Supervised Mode / Supervision
Introduction
Supervised Mode, also called Supervision, is a deployment strategy introduced by Apple for organizations to manage iOS, macOS and tvOS devices. Since its introduction with iOS 5, Supervision has been available to organizations as an effective method for managing Apple devices. Supervision means that an organization owns and has complete control over the devices. End users can access and use supervised devices, but the organization has full administrative control. Thus, the owner can decide which features may be used on the devices by enforcing advanced restrictions or adjusting device settings via MDM system.
Relution supports enrollment type via Apple DEP to put devices in monitored mode.
Put devices in supervised mode / Supervised Mode
In order to access all functions of Apple devices via an MDM system, they must be monitored or supervised. This state is achieved by enrolling the devices in the Apple Device Enrollment Program (DEP). For this purpose, it is necessary to add the devices to the Apple School/Business Manager. If devices are already enrolled, you can continue in the following section.
Add iOS and tvOS devices to Apple School / Business Manager
Apple Configurator 2 is a free app available from the Mac App Store. The application can be used to manually configure Apple devices connected via USB to a Mac computer before the devices are handed out to users. For this purpose, so-called profiles can be created and applied to the devices. In addition, Apple Configurator 2 allows Apple devices that have not already been added to the DEP by an authorized reseller to be subsequently added to the DEP. This option is only available for iPhones, iPads and Apple TVs. macOS devices must be purchased from an authorized reseller to take advantage of automatic enrollment through Apple DEP. Overall, it is recommended to purchase DEP devices directly, as adding them after the fact involves manual effort.
Apple devices that are subsequently enrolled via Apple Configurator 2 in Apple School/Business Manager will not function for the first 30 days after provisioning as devices enrolled directly in DEP when purchased through an authorized reseller. Even if you have blocked manual removal of MDM management on devices via the associated DEP profile in the MDM system, users can remove MDM management under Preferences > General > Profiles.
Preparation
In order for Apple devices to automatically connect to the Internet and for the subsequent registration to DEP to be as convenient as possible, it is recommended to create a WiFi profile in advance. This can be created on a Mac via the menu item File > New Profile > WiFi and then saved as a file.
Add devices to DEP
The Apple devices have to be connected with a USB cable to a Mac computer, on which the Apple Configurator 2 is started afterwards. The following dialog appears:
Select the displayed device with the right mouse button and click Prepare.... In the next step, the following options must be selected:
- Add to Apple School Manager or Apple Business Manager (educational/corporate).

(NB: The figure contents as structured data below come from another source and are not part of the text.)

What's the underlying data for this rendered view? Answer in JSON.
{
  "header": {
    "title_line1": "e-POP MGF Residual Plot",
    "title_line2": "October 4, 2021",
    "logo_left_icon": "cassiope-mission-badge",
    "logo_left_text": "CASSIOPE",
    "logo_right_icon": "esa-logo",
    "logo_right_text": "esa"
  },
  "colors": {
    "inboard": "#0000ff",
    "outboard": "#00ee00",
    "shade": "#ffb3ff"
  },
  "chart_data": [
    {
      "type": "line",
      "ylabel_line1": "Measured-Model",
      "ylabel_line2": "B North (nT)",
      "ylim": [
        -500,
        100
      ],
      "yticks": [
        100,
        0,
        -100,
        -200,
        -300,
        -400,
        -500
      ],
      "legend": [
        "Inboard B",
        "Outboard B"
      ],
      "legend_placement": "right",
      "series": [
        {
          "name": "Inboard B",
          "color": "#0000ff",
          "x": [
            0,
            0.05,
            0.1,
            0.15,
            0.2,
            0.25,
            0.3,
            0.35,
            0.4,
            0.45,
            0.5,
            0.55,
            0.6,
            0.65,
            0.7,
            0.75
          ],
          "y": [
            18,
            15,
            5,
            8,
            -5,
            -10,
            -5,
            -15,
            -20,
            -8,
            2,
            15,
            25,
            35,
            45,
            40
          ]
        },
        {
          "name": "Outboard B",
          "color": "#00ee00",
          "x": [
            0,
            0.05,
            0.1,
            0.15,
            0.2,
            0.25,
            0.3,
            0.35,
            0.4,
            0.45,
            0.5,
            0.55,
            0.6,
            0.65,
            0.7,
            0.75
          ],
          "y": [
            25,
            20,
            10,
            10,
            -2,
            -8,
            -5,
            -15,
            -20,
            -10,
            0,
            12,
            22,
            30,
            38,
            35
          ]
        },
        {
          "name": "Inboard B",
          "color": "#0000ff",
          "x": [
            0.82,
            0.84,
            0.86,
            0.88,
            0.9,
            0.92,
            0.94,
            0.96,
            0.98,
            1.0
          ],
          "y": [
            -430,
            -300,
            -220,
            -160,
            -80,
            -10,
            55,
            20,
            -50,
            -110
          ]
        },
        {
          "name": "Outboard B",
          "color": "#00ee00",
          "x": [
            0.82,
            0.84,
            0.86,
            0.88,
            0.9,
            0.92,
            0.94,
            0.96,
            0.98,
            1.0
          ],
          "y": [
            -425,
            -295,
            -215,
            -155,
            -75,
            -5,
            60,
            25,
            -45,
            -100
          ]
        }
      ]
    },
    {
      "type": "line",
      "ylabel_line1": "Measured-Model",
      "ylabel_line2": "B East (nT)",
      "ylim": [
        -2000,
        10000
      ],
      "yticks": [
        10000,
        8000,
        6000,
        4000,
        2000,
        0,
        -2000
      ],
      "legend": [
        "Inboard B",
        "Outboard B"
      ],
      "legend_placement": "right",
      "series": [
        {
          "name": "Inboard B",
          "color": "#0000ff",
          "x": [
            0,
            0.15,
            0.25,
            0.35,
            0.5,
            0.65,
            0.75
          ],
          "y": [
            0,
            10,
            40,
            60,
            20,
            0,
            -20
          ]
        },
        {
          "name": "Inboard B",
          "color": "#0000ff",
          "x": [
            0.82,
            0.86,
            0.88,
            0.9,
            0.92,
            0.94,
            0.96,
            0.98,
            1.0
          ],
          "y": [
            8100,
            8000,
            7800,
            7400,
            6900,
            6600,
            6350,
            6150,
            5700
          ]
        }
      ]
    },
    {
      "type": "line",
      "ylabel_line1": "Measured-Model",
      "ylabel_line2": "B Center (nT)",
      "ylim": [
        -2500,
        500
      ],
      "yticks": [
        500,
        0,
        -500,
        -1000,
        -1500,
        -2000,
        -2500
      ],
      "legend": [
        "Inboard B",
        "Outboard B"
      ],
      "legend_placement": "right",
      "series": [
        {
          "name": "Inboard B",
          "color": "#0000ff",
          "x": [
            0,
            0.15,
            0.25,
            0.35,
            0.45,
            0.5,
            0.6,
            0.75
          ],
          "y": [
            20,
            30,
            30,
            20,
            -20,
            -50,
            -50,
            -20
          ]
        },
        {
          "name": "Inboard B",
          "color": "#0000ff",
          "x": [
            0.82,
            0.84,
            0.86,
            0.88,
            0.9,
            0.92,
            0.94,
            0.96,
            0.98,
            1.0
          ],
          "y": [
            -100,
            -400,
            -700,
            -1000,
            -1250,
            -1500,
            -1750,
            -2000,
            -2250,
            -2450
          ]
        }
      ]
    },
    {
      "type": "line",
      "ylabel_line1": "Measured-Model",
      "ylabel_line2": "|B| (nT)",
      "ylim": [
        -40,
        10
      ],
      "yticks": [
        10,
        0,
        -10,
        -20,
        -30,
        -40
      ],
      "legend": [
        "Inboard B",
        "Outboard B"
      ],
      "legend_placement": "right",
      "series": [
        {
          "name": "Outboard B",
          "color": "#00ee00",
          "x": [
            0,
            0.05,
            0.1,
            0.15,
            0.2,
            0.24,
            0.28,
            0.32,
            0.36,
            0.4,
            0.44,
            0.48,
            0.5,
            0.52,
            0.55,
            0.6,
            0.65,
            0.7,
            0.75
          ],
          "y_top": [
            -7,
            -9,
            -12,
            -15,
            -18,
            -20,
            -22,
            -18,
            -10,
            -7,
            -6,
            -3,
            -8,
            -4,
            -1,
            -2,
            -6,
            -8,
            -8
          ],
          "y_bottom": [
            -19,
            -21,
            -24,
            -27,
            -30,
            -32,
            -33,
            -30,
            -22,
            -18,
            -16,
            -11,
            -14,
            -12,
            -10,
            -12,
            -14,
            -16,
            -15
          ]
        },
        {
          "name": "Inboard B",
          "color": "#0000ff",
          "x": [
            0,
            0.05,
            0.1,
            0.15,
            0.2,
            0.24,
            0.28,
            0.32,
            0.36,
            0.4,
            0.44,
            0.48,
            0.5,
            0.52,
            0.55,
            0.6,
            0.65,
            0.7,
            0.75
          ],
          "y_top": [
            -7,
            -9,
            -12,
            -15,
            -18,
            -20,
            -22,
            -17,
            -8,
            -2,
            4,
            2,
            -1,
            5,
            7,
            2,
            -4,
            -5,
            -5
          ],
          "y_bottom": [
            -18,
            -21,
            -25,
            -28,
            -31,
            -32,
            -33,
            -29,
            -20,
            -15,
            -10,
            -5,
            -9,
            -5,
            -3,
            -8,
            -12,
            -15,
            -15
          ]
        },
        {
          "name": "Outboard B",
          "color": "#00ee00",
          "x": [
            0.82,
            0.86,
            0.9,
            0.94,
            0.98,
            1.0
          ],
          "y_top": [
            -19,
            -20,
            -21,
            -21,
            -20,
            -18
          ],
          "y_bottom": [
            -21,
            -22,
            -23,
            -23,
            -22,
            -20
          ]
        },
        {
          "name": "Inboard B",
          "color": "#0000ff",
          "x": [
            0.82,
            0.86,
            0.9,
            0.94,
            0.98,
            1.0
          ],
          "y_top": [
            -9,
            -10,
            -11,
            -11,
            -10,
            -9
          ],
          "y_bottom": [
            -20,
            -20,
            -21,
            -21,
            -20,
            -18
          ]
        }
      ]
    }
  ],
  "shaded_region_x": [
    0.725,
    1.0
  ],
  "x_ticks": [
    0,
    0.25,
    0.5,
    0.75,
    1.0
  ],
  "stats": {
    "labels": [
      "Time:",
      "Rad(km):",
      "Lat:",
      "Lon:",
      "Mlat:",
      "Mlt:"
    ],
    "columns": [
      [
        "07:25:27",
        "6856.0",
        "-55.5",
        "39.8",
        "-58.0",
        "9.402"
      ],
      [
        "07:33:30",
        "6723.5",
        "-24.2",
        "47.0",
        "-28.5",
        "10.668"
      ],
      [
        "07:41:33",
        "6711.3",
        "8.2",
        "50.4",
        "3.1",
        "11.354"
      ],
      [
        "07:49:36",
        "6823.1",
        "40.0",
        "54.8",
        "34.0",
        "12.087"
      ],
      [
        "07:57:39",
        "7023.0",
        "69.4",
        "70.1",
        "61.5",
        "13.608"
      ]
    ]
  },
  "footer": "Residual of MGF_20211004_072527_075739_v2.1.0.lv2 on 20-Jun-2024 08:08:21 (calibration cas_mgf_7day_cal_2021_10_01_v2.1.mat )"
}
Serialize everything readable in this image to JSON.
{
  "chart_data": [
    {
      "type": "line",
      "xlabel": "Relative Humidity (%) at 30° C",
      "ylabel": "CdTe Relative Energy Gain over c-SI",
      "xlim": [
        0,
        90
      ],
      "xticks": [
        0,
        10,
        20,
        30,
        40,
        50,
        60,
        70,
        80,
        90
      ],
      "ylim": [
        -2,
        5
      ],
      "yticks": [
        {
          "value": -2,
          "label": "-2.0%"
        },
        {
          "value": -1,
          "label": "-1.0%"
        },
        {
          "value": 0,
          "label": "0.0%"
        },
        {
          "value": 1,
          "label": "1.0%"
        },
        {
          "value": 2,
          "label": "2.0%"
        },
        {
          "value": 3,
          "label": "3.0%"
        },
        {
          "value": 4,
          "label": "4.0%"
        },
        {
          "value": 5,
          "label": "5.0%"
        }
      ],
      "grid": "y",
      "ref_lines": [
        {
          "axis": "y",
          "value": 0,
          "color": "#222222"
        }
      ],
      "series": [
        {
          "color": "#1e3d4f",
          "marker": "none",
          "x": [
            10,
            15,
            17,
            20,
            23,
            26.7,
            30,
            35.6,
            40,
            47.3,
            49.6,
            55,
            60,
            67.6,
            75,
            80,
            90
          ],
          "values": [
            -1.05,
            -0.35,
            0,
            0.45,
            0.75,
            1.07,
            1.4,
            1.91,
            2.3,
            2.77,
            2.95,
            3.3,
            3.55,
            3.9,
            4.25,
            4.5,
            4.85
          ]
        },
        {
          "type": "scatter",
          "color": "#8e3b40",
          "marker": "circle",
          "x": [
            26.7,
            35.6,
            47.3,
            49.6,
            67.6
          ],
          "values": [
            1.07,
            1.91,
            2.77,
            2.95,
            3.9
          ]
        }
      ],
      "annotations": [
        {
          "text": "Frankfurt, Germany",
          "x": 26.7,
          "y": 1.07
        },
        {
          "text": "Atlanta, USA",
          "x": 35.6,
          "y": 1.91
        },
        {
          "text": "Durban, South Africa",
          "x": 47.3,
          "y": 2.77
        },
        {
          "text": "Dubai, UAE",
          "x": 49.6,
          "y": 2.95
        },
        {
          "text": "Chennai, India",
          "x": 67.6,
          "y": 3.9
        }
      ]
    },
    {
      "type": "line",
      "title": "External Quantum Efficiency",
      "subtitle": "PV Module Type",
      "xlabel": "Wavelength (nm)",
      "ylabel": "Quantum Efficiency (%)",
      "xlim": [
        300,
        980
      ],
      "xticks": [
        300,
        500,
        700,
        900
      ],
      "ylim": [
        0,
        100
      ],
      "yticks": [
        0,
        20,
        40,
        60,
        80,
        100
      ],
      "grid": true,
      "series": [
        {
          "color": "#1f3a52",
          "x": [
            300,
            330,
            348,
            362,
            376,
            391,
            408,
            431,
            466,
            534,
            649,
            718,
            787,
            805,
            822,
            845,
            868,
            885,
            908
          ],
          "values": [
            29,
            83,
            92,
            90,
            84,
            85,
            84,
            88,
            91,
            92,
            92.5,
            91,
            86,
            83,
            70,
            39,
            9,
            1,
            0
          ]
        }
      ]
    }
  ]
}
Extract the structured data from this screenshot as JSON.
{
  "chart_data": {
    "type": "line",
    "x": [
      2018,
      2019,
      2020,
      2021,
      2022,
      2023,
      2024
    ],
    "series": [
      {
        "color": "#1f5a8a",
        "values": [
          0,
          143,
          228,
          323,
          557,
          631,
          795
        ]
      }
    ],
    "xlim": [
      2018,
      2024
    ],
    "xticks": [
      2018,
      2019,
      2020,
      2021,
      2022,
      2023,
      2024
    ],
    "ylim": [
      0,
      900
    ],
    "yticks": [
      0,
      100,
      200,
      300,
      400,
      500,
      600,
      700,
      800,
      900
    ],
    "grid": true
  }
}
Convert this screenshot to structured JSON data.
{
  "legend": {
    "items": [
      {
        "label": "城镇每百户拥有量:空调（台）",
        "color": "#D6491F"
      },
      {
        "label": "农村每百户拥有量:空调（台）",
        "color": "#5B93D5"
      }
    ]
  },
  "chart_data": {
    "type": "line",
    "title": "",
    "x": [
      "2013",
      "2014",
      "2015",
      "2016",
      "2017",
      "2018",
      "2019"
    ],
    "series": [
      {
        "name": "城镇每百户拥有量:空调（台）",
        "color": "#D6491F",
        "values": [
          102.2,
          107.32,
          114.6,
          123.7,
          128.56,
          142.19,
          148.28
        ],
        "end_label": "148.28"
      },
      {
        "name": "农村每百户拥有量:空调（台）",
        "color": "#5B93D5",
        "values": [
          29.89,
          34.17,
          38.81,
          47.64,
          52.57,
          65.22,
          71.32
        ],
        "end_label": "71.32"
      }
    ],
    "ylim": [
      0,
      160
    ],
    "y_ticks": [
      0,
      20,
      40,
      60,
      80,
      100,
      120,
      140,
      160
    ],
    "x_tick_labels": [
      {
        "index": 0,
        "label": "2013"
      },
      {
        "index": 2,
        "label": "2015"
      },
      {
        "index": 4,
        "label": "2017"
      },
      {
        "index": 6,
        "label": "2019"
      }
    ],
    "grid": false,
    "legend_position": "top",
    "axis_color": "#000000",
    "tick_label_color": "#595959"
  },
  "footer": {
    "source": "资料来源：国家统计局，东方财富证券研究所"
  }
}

- Allow devices to pair with other computers.
In the next step select New Server... and click Next.
Now specify the name and URL of the corresponding Relution Server. The name can be chosen arbitrarily. The URL starts with https:// and is for example for the Relution live system:
- For iOS devices
https://live.relution.io/ - For tvOS devices
https://live.relution.io/api/v1/devices/appleMdm/depenroll.
Then, the next step is to select the displayed certificate. If there are several certificates, the first one is selected.
With this the server, is defined and stored in the Apple Configurator 2. The information is available again for adding further devices to the Device Enrollment Program at a later time.
Now, in the following dialogue New Organization... is selected and confirmed with Next.
The next step is to connect to the Apple DEP server. For this purpose, the Apple ID and password of the respective Apple School / Business Manager account are entered.
If necessary, this login has to be confirmed via two-factor authentication (entering a four-digit code sent via SMS).
Now select Create new caregiver identity and confirm with Next. The organization data is also saved by Apple Configurator 2, so that it can be reused later and no new organization needs to be created.
Afterwards, the setup steps that should not be skipped when setting up the devices are selected in the next dialog. The option Location Services should be selected, otherwise the Apple device will not be assigned to the correct time zone.
Next, you should select a WiFi configuration profile that was previously created in Apple Configurator 2 via File > New Profile. This profile will be automatically adopted by the device after reboot and will directly establish an Internet connection.
This allows the Apple device to transfer the subsequent registration for DEP to the Apple servers. As an alternative to the WiFi profile, the Internet connection from the Mac computer can also be shared with the connected device via the USB connection.
If no profile is selected, the WiFi settings are entered manually when the devices are restarted.
Click on Prepare to reboot the device. It is automatically enrolled into the DEP and then manually assigned to the appropriate Relution MDM server in Apple School/Business Manager.
Settings in Apple School and Business Manager
After manually adding Apple devices in DEP, they must be assigned to the desired MDM server in Apple School / Business Manager. Alternatively, a setting can be configured in Apple School / Business Manager, whereby new devices are automatically assigned to a defined MDM server. All configuration options are described in Apple’s online documentation.